Today I got an early start, but it was quite unintended. I woke up at 5:30 and after checking the nothingness that happens on Facebook and Twitter, I walked upstairs at 6 and read 40-something pages in my AP biology summer reading book. Until 7. Then I found a Dunkin Donuts bag on the kitchen counter and in it was a chocolate glazed donut. My absolute favorite kind. So, while no one was awake, I sat in a corner, at 6 in the morning, covertly eating a donut by myself, stopping every so often to make sure no one was coming downstairs to catch me.
After my donut, I went back to sleep - engaging in rather lardish activities here on vacation - and at 8 am we were all up, including my best friend who slept over.

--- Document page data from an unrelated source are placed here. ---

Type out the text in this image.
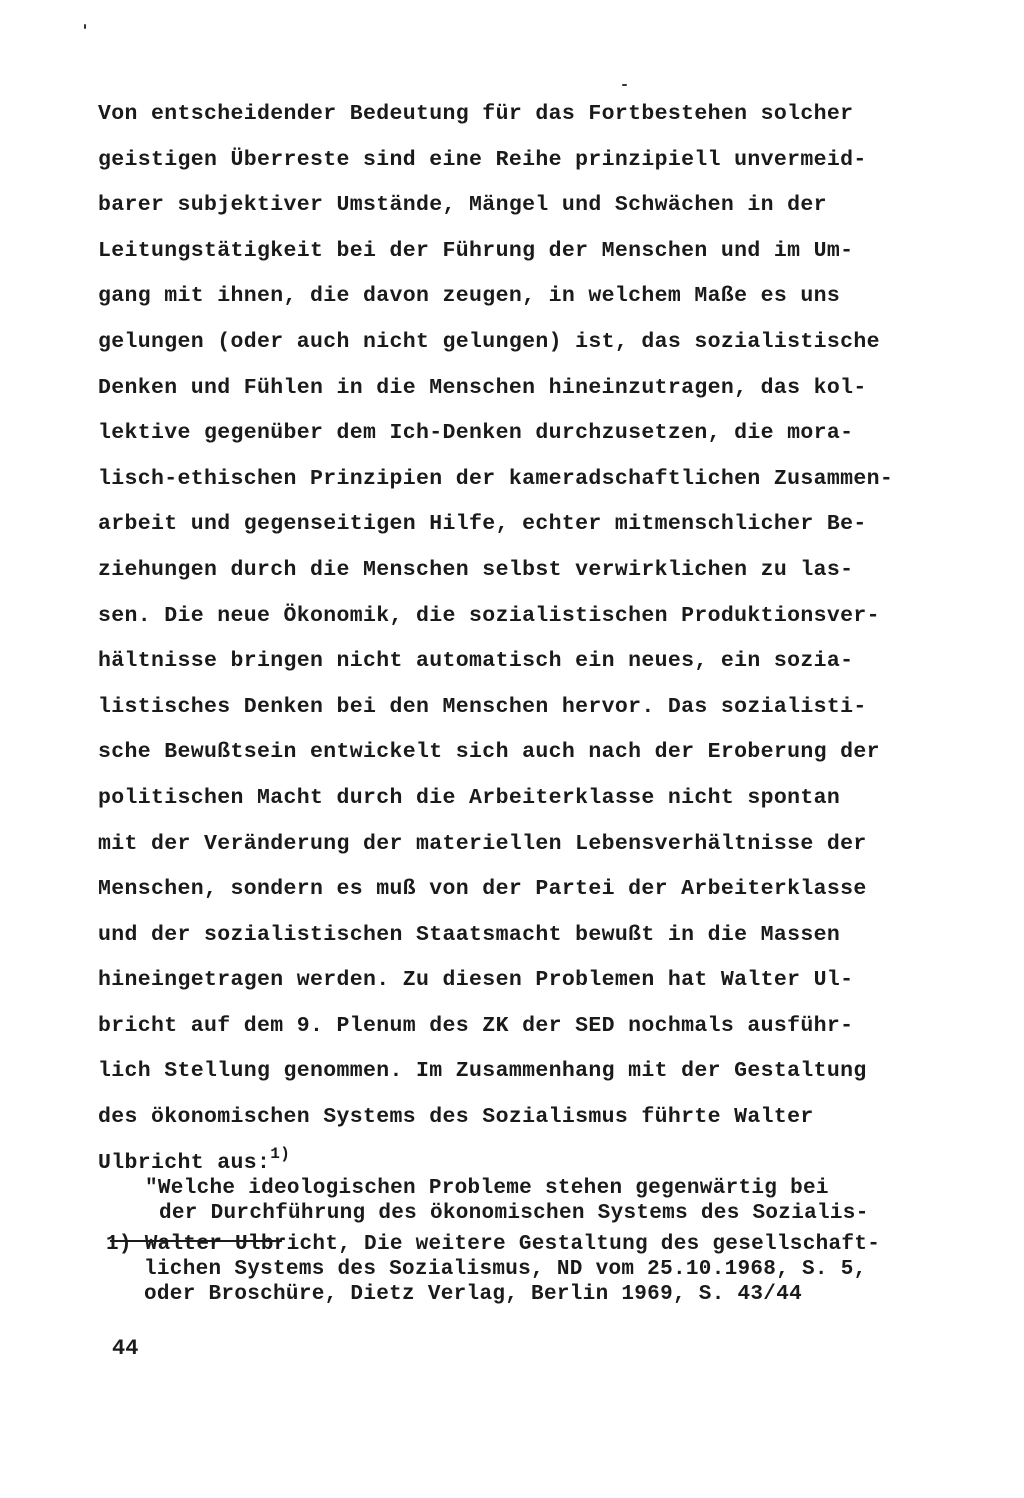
Von entscheidender Bedeutung für das Fortbestehen solcher
geistigen Überreste sind eine Reihe prinzipiell unvermeid-
barer subjektiver Umstände, Mängel und Schwächen in der
Leitungstätigkeit bei der Führung der Menschen und im Um-
gang mit ihnen, die davon zeugen, in welchem Maße es uns
gelungen (oder auch nicht gelungen) ist, das sozialistische
Denken und Fühlen in die Menschen hineinzutragen, das kol-
lektive gegenüber dem Ich-Denken durchzusetzen, die mora-
lisch-ethischen Prinzipien der kameradschaftlichen Zusammen-
arbeit und gegenseitigen Hilfe, echter mitmenschlicher Be-
ziehungen durch die Menschen selbst verwirklichen zu las-
sen. Die neue Ökonomik, die sozialistischen Produktionsver-
hältnisse bringen nicht automatisch ein neues, ein sozia-
listisches Denken bei den Menschen hervor. Das sozialisti-
sche Bewußtsein entwickelt sich auch nach der Eroberung der
politischen Macht durch die Arbeiterklasse nicht spontan
mit der Veränderung der materiellen Lebensverhältnisse der
Menschen, sondern es muß von der Partei der Arbeiterklasse
und der sozialistischen Staatsmacht bewußt in die Massen
hineingetragen werden. Zu diesen Problemen hat Walter Ul-
bricht auf dem 9. Plenum des ZK der SED nochmals ausführ-
lich Stellung genommen. Im Zusammenhang mit der Gestaltung
des ökonomischen Systems des Sozialismus führte Walter
Ulbricht aus:$^{1)}$
"Welche ideologischen Probleme stehen gegenwärtig bei
der Durchführung des ökonomischen Systems des Sozialis-
1) Walter Ulbricht, Die weitere Gestaltung des gesellschaft-
lichen Systems des Sozialismus, ND vom 25.10.1968, S. 5,
oder Broschüre, Dietz Verlag, Berlin 1969, S. 43/44
44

We went up to the overpriced convenience store and tried to find the right newspaper out of the overwhelming variety - New York Post, Wall Street Journal (not happening), Daily Item, among others. I was looking for the Globe, but it was all out, and we apparently got the wrong newspaper. One more consumer dollar devoured by the hungry commercial society in which we live.

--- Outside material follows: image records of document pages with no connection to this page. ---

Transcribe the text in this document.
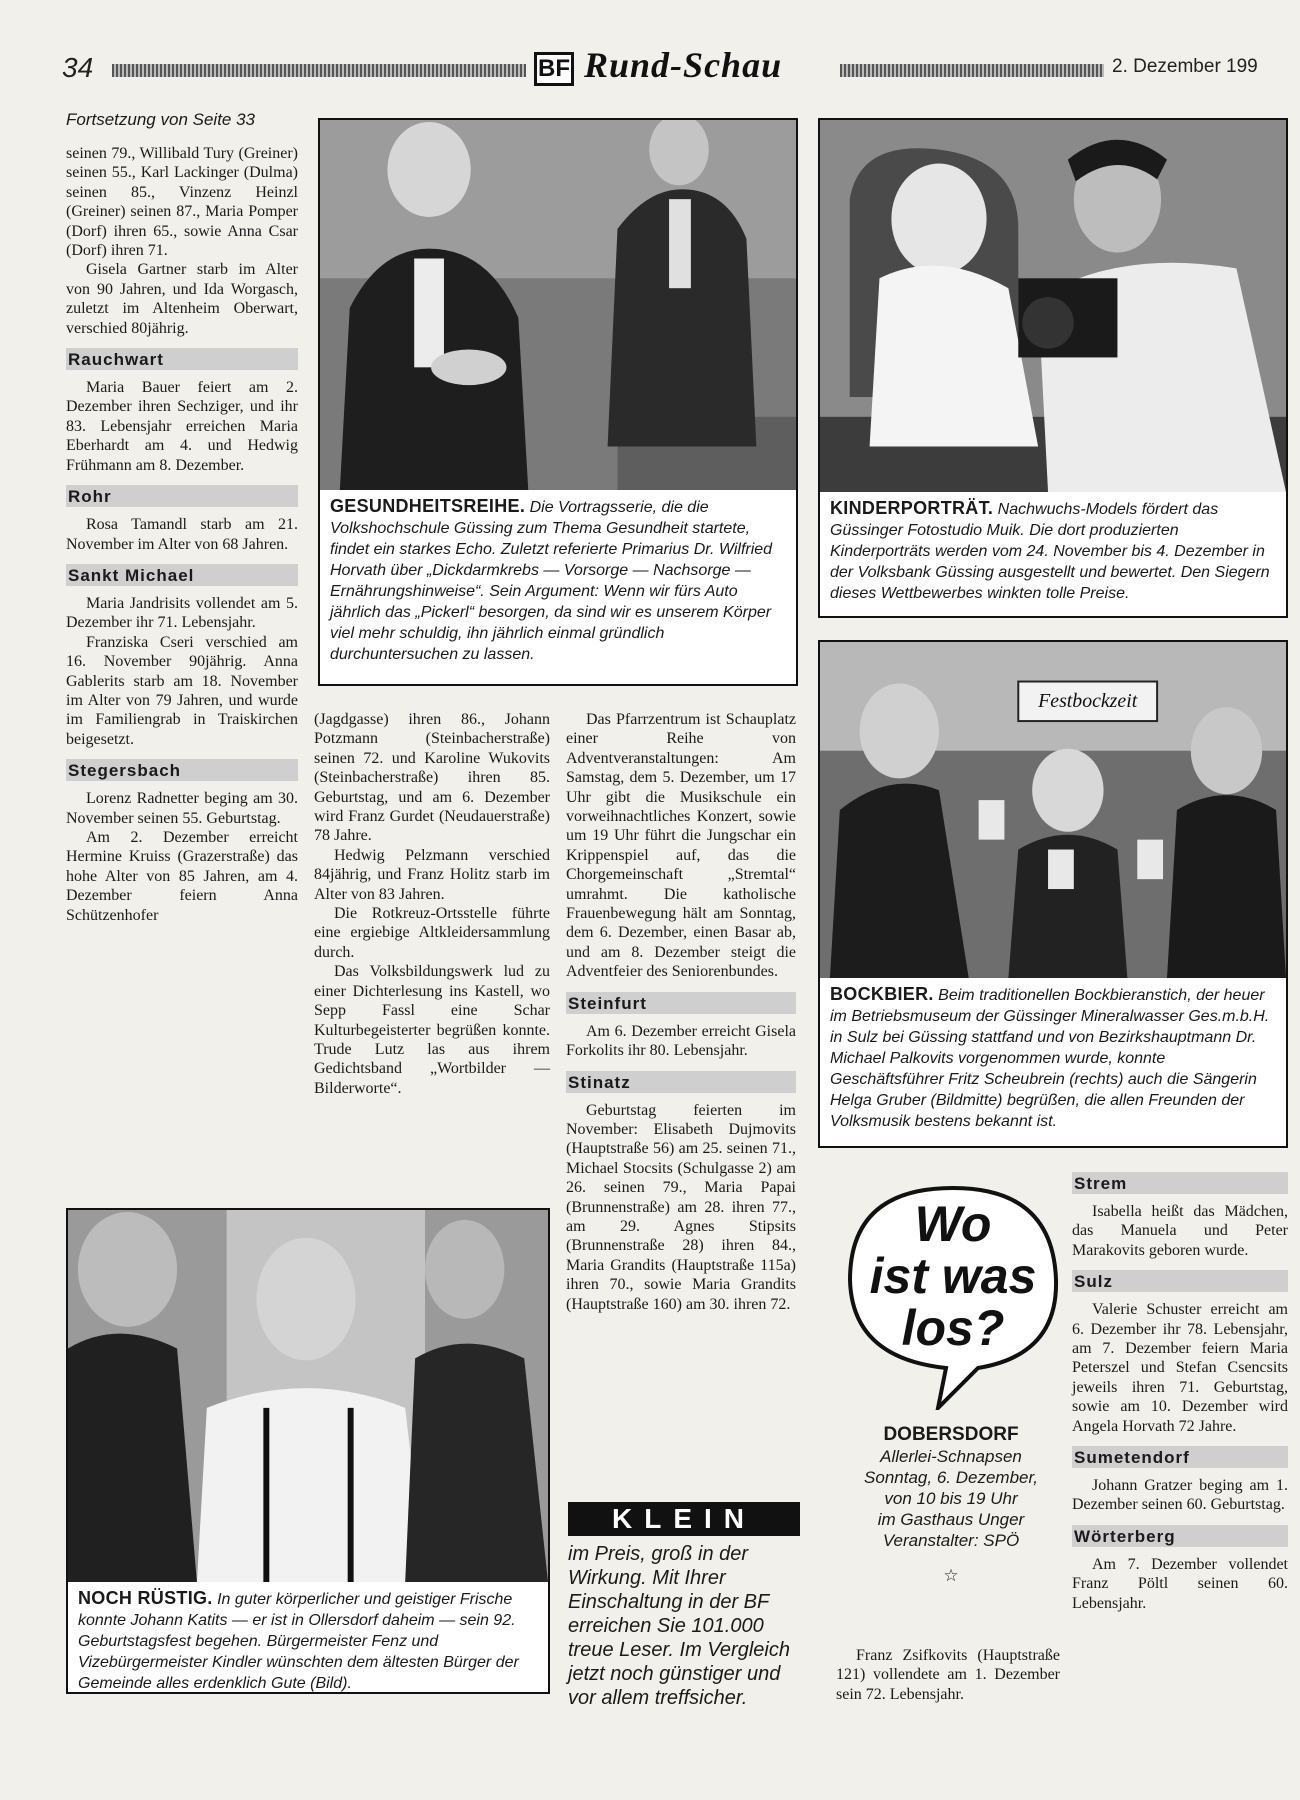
34	BF Rund-Schau	2. Dezember 199
Fortsetzung von Seite 33

seinen 79., Willibald Tury (Greiner) seinen 55., Karl Lackinger (Dulma) seinen 85., Vinzenz Heinzl (Greiner) seinen 87., Maria Pomper (Dorf) ihren 65., sowie Anna Csar (Dorf) ihren 71.

Gisela Gartner starb im Alter von 90 Jahren, und Ida Worgasch, zuletzt im Altenheim Oberwart, verschied 80jährig.

Rauchwart

Maria Bauer feiert am 2. Dezember ihren Sechziger, und ihr 83. Lebensjahr erreichen Maria Eberhardt am 4. und Hedwig Frühmann am 8. Dezember.

Rohr

Rosa Tamandl starb am 21. November im Alter von 68 Jahren.

Sankt Michael

Maria Jandrisits vollendet am 5. Dezember ihr 71. Lebensjahr.

Franziska Cseri verschied am 16. November 90jährig. Anna Gablerits starb am 18. November im Alter von 79 Jahren, und wurde im Familiengrab in Traiskirchen beigesetzt.

Stegersbach

Lorenz Radnetter beging am 30. November seinen 55. Geburtstag.

Am 2. Dezember erreicht Hermine Kruiss (Grazerstraße) das hohe Alter von 85 Jahren, am 4. Dezember feiern Anna Schützenhofer

GESUNDHEITSREIHE. Die Vortragsserie, die die Volkshochschule Güssing zum Thema Gesundheit startete, findet ein starkes Echo. Zuletzt referierte Primarius Dr. Wilfried Horvath über „Dickdarmkrebs — Vorsorge — Nachsorge — Ernährungshinweise“. Sein Argument: Wenn wir fürs Auto jährlich das „Pickerl“ besorgen, da sind wir es unserem Körper viel mehr schuldig, ihn jährlich einmal gründlich durchuntersuchen zu lassen.
KINDERPORTRÄT. Nachwuchs-Models fördert das Güssinger Fotostudio Muik. Die dort produzierten Kinderporträts werden vom 24. November bis 4. Dezember in der Volksbank Güssing ausgestellt und bewertet. Den Siegern dieses Wettbewerbes winkten tolle Preise.

(Jagdgasse) ihren 86., Johann Potzmann (Steinbacherstraße) seinen 72. und Karoline Wukovits (Steinbacherstraße) ihren 85. Geburtstag, und am 6. Dezember wird Franz Gurdet (Neudauerstraße) 78 Jahre.

Hedwig Pelzmann verschied 84jährig, und Franz Holitz starb im Alter von 83 Jahren.

Die Rotkreuz-Ortsstelle führte eine ergiebige Altkleidersammlung durch.

Das Volksbildungswerk lud zu einer Dichterlesung ins Kastell, wo Sepp Fassl eine Schar Kulturbegeisterter begrüßen konnte. Trude Lutz las aus ihrem Gedichtsband „Wortbilder — Bilderworte“.

Das Pfarrzentrum ist Schauplatz einer Reihe von Adventveranstaltungen: Am Samstag, dem 5. Dezember, um 17 Uhr gibt die Musikschule ein vorweihnachtliches Konzert, sowie um 19 Uhr führt die Jungschar ein Krippenspiel auf, das die Chorgemeinschaft „Stremtal“ umrahmt. Die katholische Frauenbewegung hält am Sonntag, dem 6. Dezember, einen Basar ab, und am 8. Dezember steigt die Adventfeier des Seniorenbundes.

Steinfurt

Am 6. Dezember erreicht Gisela Forkolits ihr 80. Lebensjahr.

Stinatz

Geburtstag feierten im November: Elisabeth Dujmovits (Hauptstraße 56) am 25. seinen 71., Michael Stocsits (Schulgasse 2) am 26. seinen 79., Maria Papai (Brunnenstraße) am 28. ihren 77., am 29. Agnes Stipsits (Brunnenstraße 28) ihren 84., Maria Grandits (Hauptstraße 115a) ihren 70., sowie Maria Grandits (Hauptstraße 160) am 30. ihren 72.

Festbockzeit
BOCKBIER. Beim traditionellen Bockbieranstich, der heuer im Betriebsmuseum der Güssinger Mineralwasser Ges.m.b.H. in Sulz bei Güssing stattfand und von Bezirkshauptmann Dr. Michael Palkovits vorgenommen wurde, konnte Geschäftsführer Fritz Scheubrein (rechts) auch die Sängerin Helga Gruber (Bildmitte) begrüßen, die allen Freunden der Volksmusik bestens bekannt ist.
NOCH RÜSTIG. In guter körperlicher und geistiger Frische konnte Johann Katits — er ist in Ollersdorf daheim — sein 92. Geburtstagsfest begehen. Bürgermeister Fenz und Vizebürgermeister Kindler wünschten dem ältesten Bürger der Gemeinde alles erdenklich Gute (Bild).
KLEIN
im Preis, groß in der Wirkung. Mit Ihrer Einschaltung in der BF erreichen Sie 101.000 treue Leser. Im Vergleich jetzt noch günstiger und vor allem treffsicher.
Wo
ist was
los?
DOBERSDORF
Allerlei-Schnapsen
Sonntag, 6. Dezember,
von 10 bis 19 Uhr
im Gasthaus Unger
Veranstalter: SPÖ
☆

Franz Zsifkovits (Hauptstraße 121) vollendete am 1. Dezember sein 72. Lebensjahr.

Strem

Isabella heißt das Mädchen, das Manuela und Peter Marakovits geboren wurde.

Sulz

Valerie Schuster erreicht am 6. Dezember ihr 78. Lebensjahr, am 7. Dezember feiern Maria Peterszel und Stefan Csencsits jeweils ihren 71. Geburtstag, sowie am 10. Dezember wird Angela Horvath 72 Jahre.

Sumetendorf

Johann Gratzer beging am 1. Dezember seinen 60. Geburtstag.

Wörterberg

Am 7. Dezember vollendet Franz Pöltl seinen 60. Lebensjahr.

After buying the wrong newspaper, we came back and went out for a bike ride around town. I wanted to go to the cemetery and water the two plots we visit but we made a few pit stops along the way, like the playground and the wharf (of course).
When we got to the cemetery, I started to take some pictures with my camera and we found my dad's dad and my dad's grandfather's stones in the front of the cemetery, overlooking Short Beach. The flowers were dead and sad looking, so we watered both of them, only it went to waste because it rained in the afternoon. I was glad to see that people were mowing the lawn and that other people were there to fix up the plots of their loved ones. It's important because it's a physical, human, and material way of showing that we love and remember someone who passed.
When we came back, it rained for the afternoon, and we all - me, my sister, my brother, my best friend, and my two cousins - painted at the bar in the kitchen. We were at it for hours too. Sitting, talking, listening, and having fun. I actually made a picture of birds, but they all interlock with each other. Gotta see it to understand it. It could become a new stationery design.
After dinner we went over to Swampscott and got ice cream and sat next to this goose statue (yet another item that completes my bird motif). Me and my sister identified dog breeds that passed. We must have looked absolutely absurd. But sometimes it's the simple things that count most.
By the way, birds relate to this post in many ways: the bird painting I made today, the seagulls I photographed today, and the "early bird" thing. I was a crazy kid.